Tuesday, January 24, 2012

Post V: Daily Life and Beginning Nepali

It is easy for me to forget where I am, particularly because I am in a village, where the motions of daily life rarely stray. Here, I am a part of the pattern of things. They know my face, we joke about rising meat prices in the street-side markets, the teachers know that I am a pair of safe hands for the girls to be passed into. I make the three block journey to and from my apartment several times a day and, more often than not, someone in transit will honk to get my attention- more frequently there is a shout of "¡Profe!" Profesora. I am a temporary, but subtly acknowledged part of the community here. It is this fact that makes it so easy for me to forget that I am anywhere but home. It will strike me at odd moments, turning a corner and seeing the vineyards rise up in the cracks between houses, or looking at a street sign and having to translate it (at this point, things as basic as street signs tend to read as thoughtlessly as English)- suddenly it hits me. I'm in Spain. I'm in Europe! France is next door and the foothills of the foothills of the Pyrenees are casting their shadow over daily life. It's difficult to absorb.

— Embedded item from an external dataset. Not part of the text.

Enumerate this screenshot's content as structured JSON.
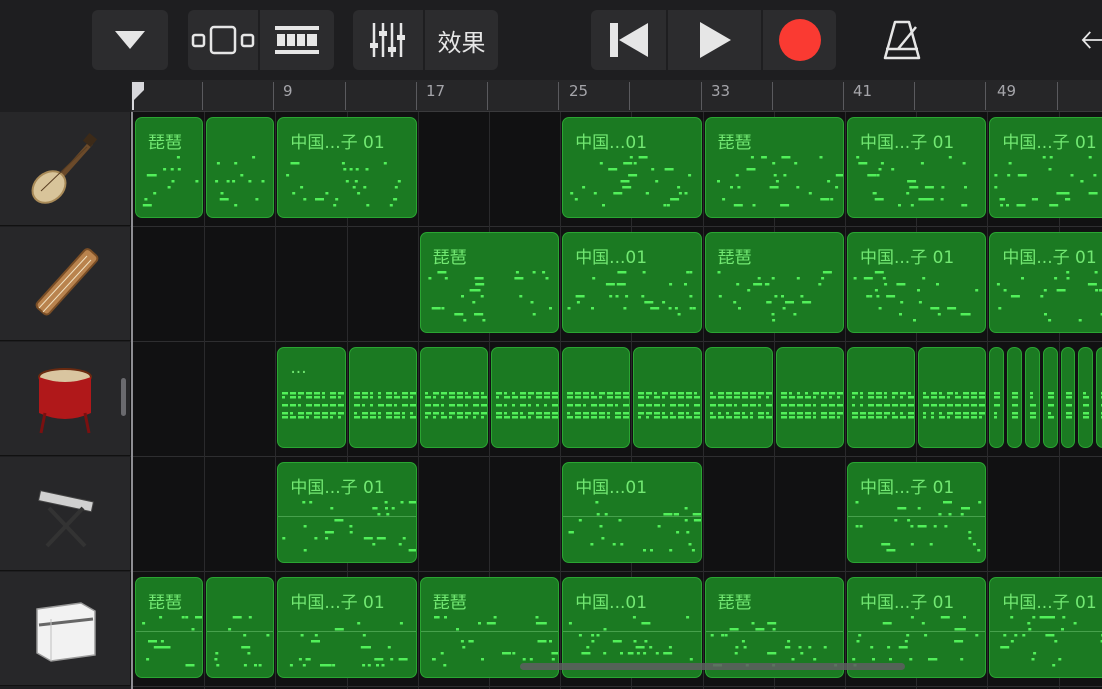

Either way, to write it down or say it out loud is grounding. I'm in Spain. Estoy en España. Vivo en España. En este momento de mi vida, mi vida es España.

Let's see if I can make that same statement in Sanskrit in four months. I'd better get to some serious work on that. Right now I'm just figuring out how I'm going to go at it . It's in my nature to want to learn the language completely, which means starting with the written alphabet- but it may be more judicious to start with the standard phonetics so that I am able to do some very basic speech communication when I get there. This is about letting go of a known way of doing things and going at a language from a different direction. What do you think?

Also- in the form of Sanskrit that the Nepalese people use there are 36 consonants and 18 vowels. In most languages there are maybe three times the phonetic sounds attached to a single unit than the written form of a letter. To be honest though, knowing that makes me even more excited to dig in my heels on this language!